O Azul do Índico Por: Afonso Almeida Brandão
Viagem ao Fundo da Gaveta do Esquecimento
(À Memória de Uria Simango, que cheguei a conhecer na década de 70)
Miúda, cerrada, peganhenta, a chuva - às vezes tão necessária - cai sobre a cidade.
O calor complica as coisas. Um calor húmido, opressivo, um tempo de que ninguém pode gostar.
Encostado á janela fico a olhar a rua. A rua lamacenta e escorregadia, as árvores molhadas, de folhas que ao sol seriam doiradas e assim são coisas mortas e feias, a olhar os vestidos (e as capulanas) alegres de verão, mortiço e sem graça. As camisas coladas ao corpo, os cabelos escorredios, os carros sujos, regos de água a traçarem desenhos complicados na poeira.
Mas as pessoas avançam, apressadas. O trânsito não pára.
Um cão, de rabo entre as pernas e orelhas esticadas para trás, atravessa a correr por entre os carros.
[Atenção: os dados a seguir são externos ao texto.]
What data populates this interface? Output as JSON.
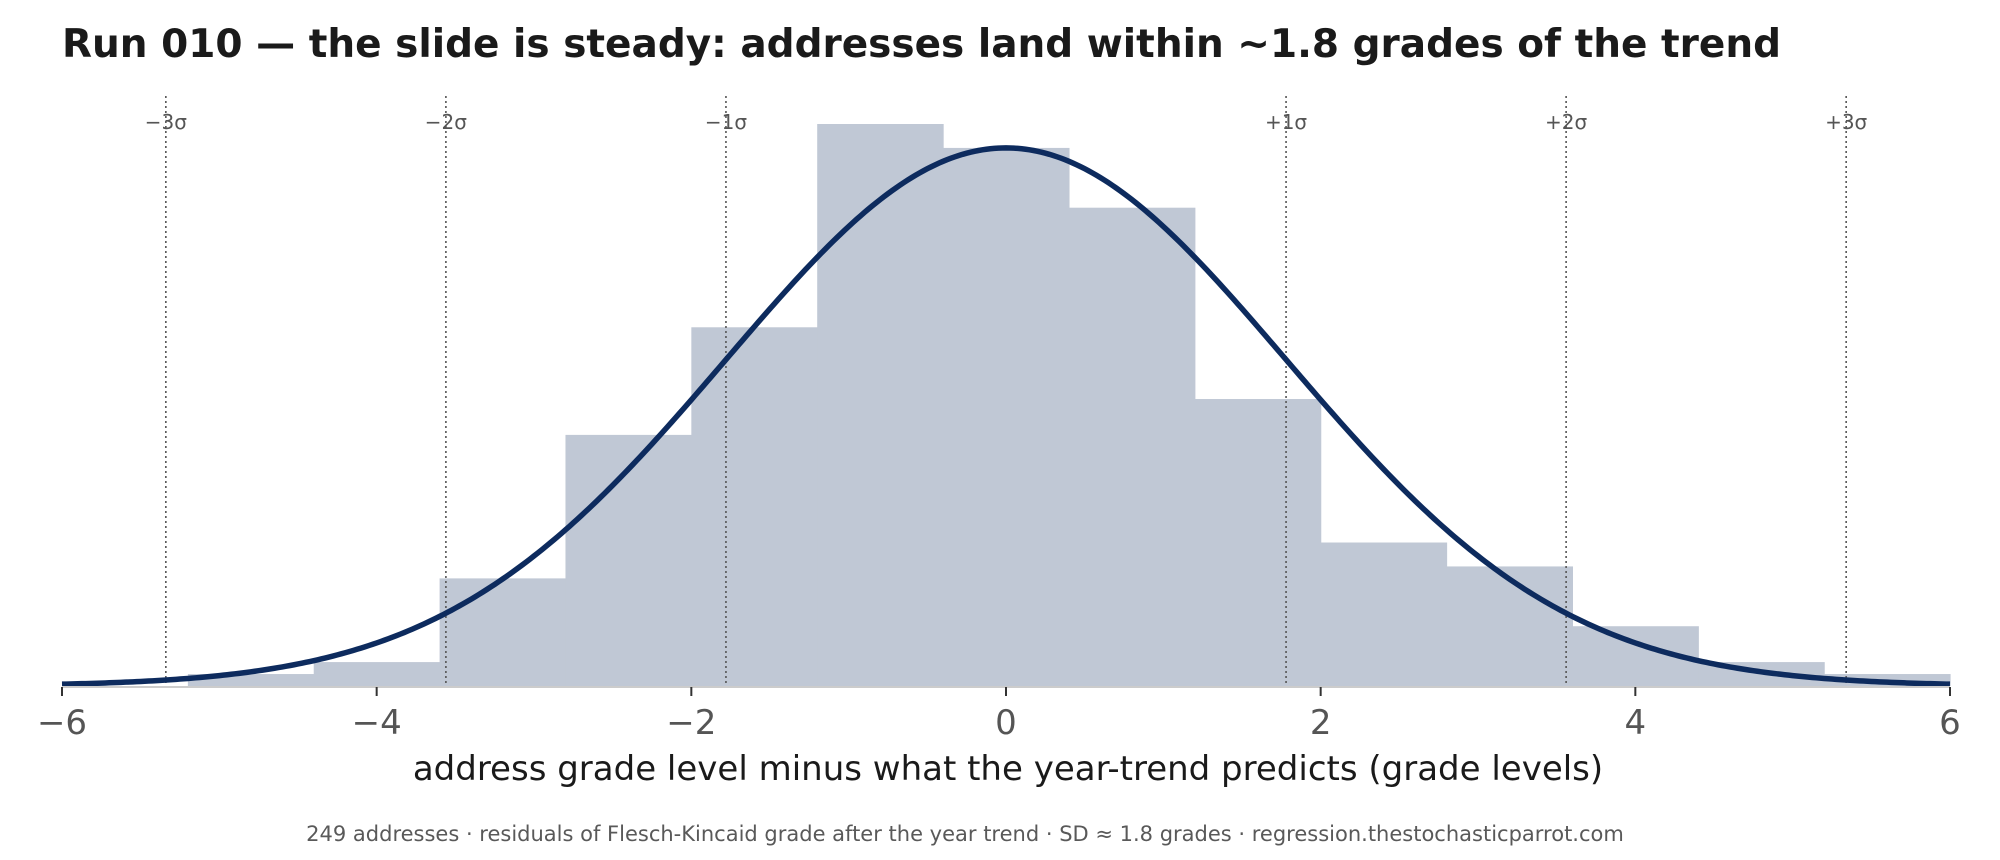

Soa um "claxon", irritado. Alguém grita. E o grito ficou. O cão continua o seu caminho. O trânsito também. Apenas o grito ficou, suspenso, agarrado às folhas mortas que caem lentamente para o chão, enlameado, pegado às montras para que ninguém olhe, fugindo à frente de quem corre, encolhendo-se, medroso, a cada esquina.
Encostado à janela apenas eu o vejo. Apenas eu entendo o seu medo.
Apenas eu sinto medo também.
Medos dos assassinos à solta. Medo do terrorismo organizado por alguns que têm o arrojo de invocar a palavra Liberdade. Medo de quem fala em Paz com a Morte no Coração. Medo desta violência que arrasta consigo, sempre, mais violência.
Porque a Violência não tem olhos.
É cega. Porque o Ódio nunca apagou fogueiras. Só as ateia. Porque ambos, Violência e Ódio, só podem ser Armas de cobardes e Ditadores, ainda que se acoitem sob o imenso capote da Democracia.
... No vidro da minha janela a chuva - às vezes tão necessária - conseguiu, por fim, formar uma gota que escorregava, devagarinho, como uma lágrima perdida. Há quase 40 anos, num dia mais ao menos igual a este, Uria Simango foi extra-judicialmente executado juntamente com vários outros dissidentes da FRELIMO e sua mulher Celina, pelo Governo pós-Independência de Samora Machel, em Moçambique.
Segundo testemunhas oculares da época, Uria teria sido «queimado vivo».
Muitos outros homens bons morreram do mesmo modo antes e depois dele, às mãos frelimistas do ditatorial Partido. Muitos (outros) ainda morrerão, estão (provavelmente) a morrer neste momento, abatidos como cães raivosos, simplesmente porque amam a Paz, respeitam o Homem e desejam, como bem supremo, a Liberdade. Uria Timóteo Simango combateu a Ditadura e o Fascismo nos Anos 60 e 70 da única maneira que sabia: com amor, com ideais puros, com palavras justas. Era Pastor Presbiteriano, pessoa culta e líder proeminente da FRELIMO (Movimento que ajudou a fundar e do qual chegou a ter estatuto de Vice-Presidente desde a sua fundação até à data do assassinato do seu primeiro líder, Eduardo Mondlane, em Fevereiro de 1969.
Simango sucedeu a Mondlane na liderança da Presidência mas, na luta pelo Poder após a morte daquele, a sua liderança foi "contestada" e posteriormente substituído. Para os mais curiosos recomendamos a consulta da Internete na «Página Uria Simango -- Wikipédia, a Enciclopédia Livre».
Ficarão, assim, a conhecer melhor a sua Biografia.